ERYKAH BADU | Live @ Auditorium – Roma 20/07/2010
Abbiamo già speso 40 secondi qui per commentare il suo ultimo lavoro in studio, The Return of the Ankh. Parliamo invece ora di un live, e come sempre per questa performer, ci vengono in mente solo aggettivi come divino e magnetico. Non importa che lei sia ingrassata, che sottolinei le rarissime e pur armoniche pecche vocali o di tempo con qualche battuta sorridente, che sembri insomma essere scesa di un gradino dall’olimpo degli dei e di essersi avvicinata ai mortali. Erykah rimane, esteticamente, artisticamente e vocalmente, una spanna al di sopra di qualsiasi definizione di soul/nu soul/hip hop/jazz e di qualsiasi paragone con altre pur bravissime colleghe.

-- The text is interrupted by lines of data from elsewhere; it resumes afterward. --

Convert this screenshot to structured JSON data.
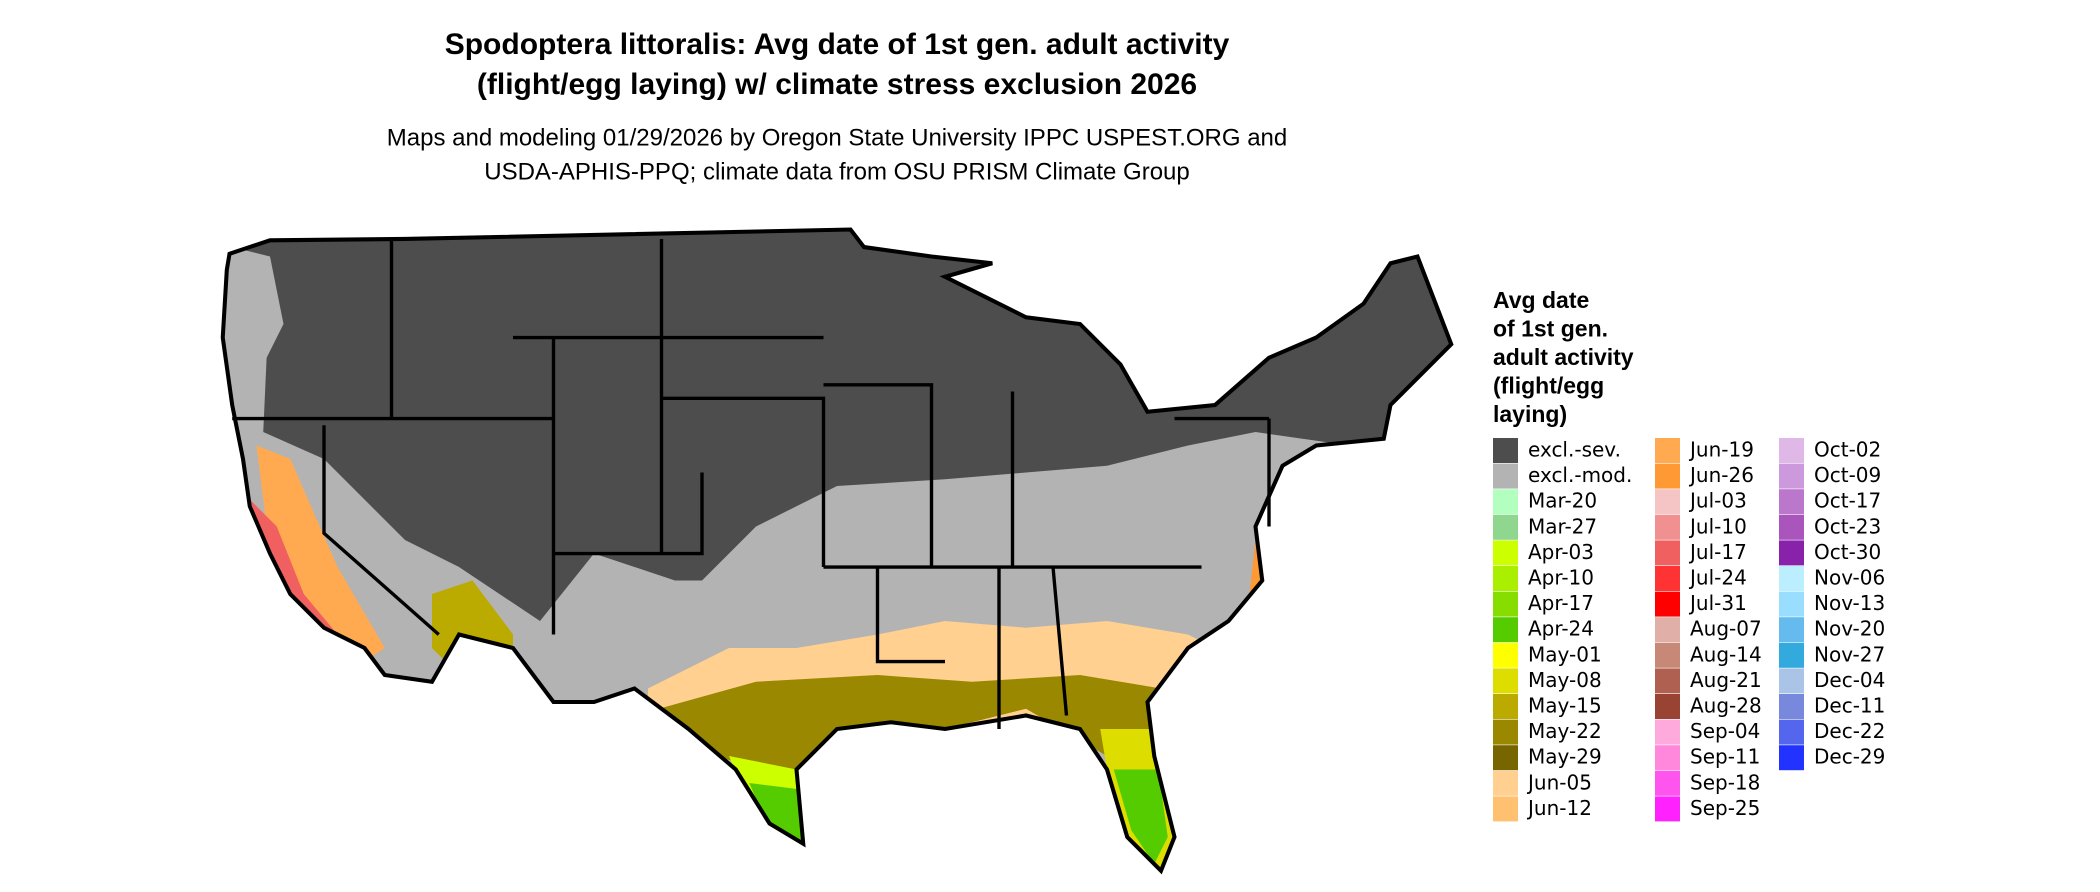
{
  "title": [
    "Spodoptera littoralis: Avg date of 1st gen. adult activity",
    "(flight/egg laying) w/ climate stress exclusion 2026"
  ],
  "subtitle": [
    "Maps and modeling 01/29/2026 by Oregon State University IPPC USPEST.ORG and",
    "USDA-APHIS-PPQ; climate data from OSU PRISM Climate Group"
  ],
  "legend": {
    "title": [
      "Avg date",
      "of 1st gen.",
      "adult activity",
      "(flight/egg",
      "laying)"
    ],
    "items": [
      {
        "label": "excl.-sev.",
        "color": "#4d4d4d"
      },
      {
        "label": "excl.-mod.",
        "color": "#b3b3b3"
      },
      {
        "label": "Mar-20",
        "color": "#b3ffc0"
      },
      {
        "label": "Mar-27",
        "color": "#8fd68f"
      },
      {
        "label": "Apr-03",
        "color": "#ccff00"
      },
      {
        "label": "Apr-10",
        "color": "#aaee00"
      },
      {
        "label": "Apr-17",
        "color": "#88dd00"
      },
      {
        "label": "Apr-24",
        "color": "#55cc00"
      },
      {
        "label": "May-01",
        "color": "#ffff00"
      },
      {
        "label": "May-08",
        "color": "#dddd00"
      },
      {
        "label": "May-15",
        "color": "#bbaa00"
      },
      {
        "label": "May-22",
        "color": "#998800"
      },
      {
        "label": "May-29",
        "color": "#776600"
      },
      {
        "label": "Jun-05",
        "color": "#ffd090"
      },
      {
        "label": "Jun-12",
        "color": "#ffc070"
      },
      {
        "label": "Jun-19",
        "color": "#ffaa50"
      },
      {
        "label": "Jun-26",
        "color": "#ff9933"
      },
      {
        "label": "Jul-03",
        "color": "#f5c5c5"
      },
      {
        "label": "Jul-10",
        "color": "#f09090"
      },
      {
        "label": "Jul-17",
        "color": "#f06060"
      },
      {
        "label": "Jul-24",
        "color": "#ff3333"
      },
      {
        "label": "Jul-31",
        "color": "#ff0000"
      },
      {
        "label": "Aug-07",
        "color": "#e0b0a8"
      },
      {
        "label": "Aug-14",
        "color": "#c88878"
      },
      {
        "label": "Aug-21",
        "color": "#b06050"
      },
      {
        "label": "Aug-28",
        "color": "#994433"
      },
      {
        "label": "Sep-04",
        "color": "#ffaadd"
      },
      {
        "label": "Sep-11",
        "color": "#ff88dd"
      },
      {
        "label": "Sep-18",
        "color": "#ff55ee"
      },
      {
        "label": "Sep-25",
        "color": "#ff22ff"
      },
      {
        "label": "Oct-02",
        "color": "#e0b8e8"
      },
      {
        "label": "Oct-09",
        "color": "#cc99dd"
      },
      {
        "label": "Oct-17",
        "color": "#bb77cc"
      },
      {
        "label": "Oct-23",
        "color": "#aa55bb"
      },
      {
        "label": "Oct-30",
        "color": "#8822aa"
      },
      {
        "label": "Nov-06",
        "color": "#bbeeff"
      },
      {
        "label": "Nov-13",
        "color": "#99ddff"
      },
      {
        "label": "Nov-20",
        "color": "#66bbee"
      },
      {
        "label": "Nov-27",
        "color": "#33aadd"
      },
      {
        "label": "Dec-04",
        "color": "#aac4e8"
      },
      {
        "label": "Dec-11",
        "color": "#7788dd"
      },
      {
        "label": "Dec-22",
        "color": "#5566ee"
      },
      {
        "label": "Dec-29",
        "color": "#2233ff"
      }
    ]
  }
}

Si muove poco attraverso il palco, il corpo accompagna la voce con movimenti lenti e spesso esagerati, caricaturali. Gli occhi sono tutti solo per lei. Sprigiona grazia ed incredibile magnetismo. E’ nel più classico dei modi una Diva, in cui le doti vocali, artistiche, canore, musicali, di presenza scenica sono davvero ed indissolubilmente tutt’uno.
Il concerto parte con alcuni pezzi dell’ultimo anno, per scivolare piano verso il passato, album per album, fino ai pezzi rivisitati quanto basta di Baduizm, come sempre i più cantati dal pubblico. Pubblico immancabilmente in visibilio ed adorante, ma purtroppo troppo timido per alzarsi in piedi se non nei momenti finali. E come sempre lei non ha fatto mancare nulla, salendo sul palco in un abito dai sapori africani e man mano spogliandosi di giacca, gonna, scarpe e rimanendo in abitino rosso e turbante. Un cenno incuriosito meritano le disciplinatissime coriste, perfettamente a tempo negli accenni di ballo, di nero vestite e mai sorridenti, messe lì a sottolineare l’unicità della Divina.
I momenti più intensi sono stati Window Seat, Didn’t Cha Now (“this is my favourite song can I sing it for you?”), una fantastica rivisitazione di Love of my life, giusto per voglia manieristica di citarne alcuni. Inutile aggiungere che il live ha meritato per intero e in ogni sua parte.
“It’s bigger than religion It’s bigger than my niggas It’s bigger than the government, Hip Hop”.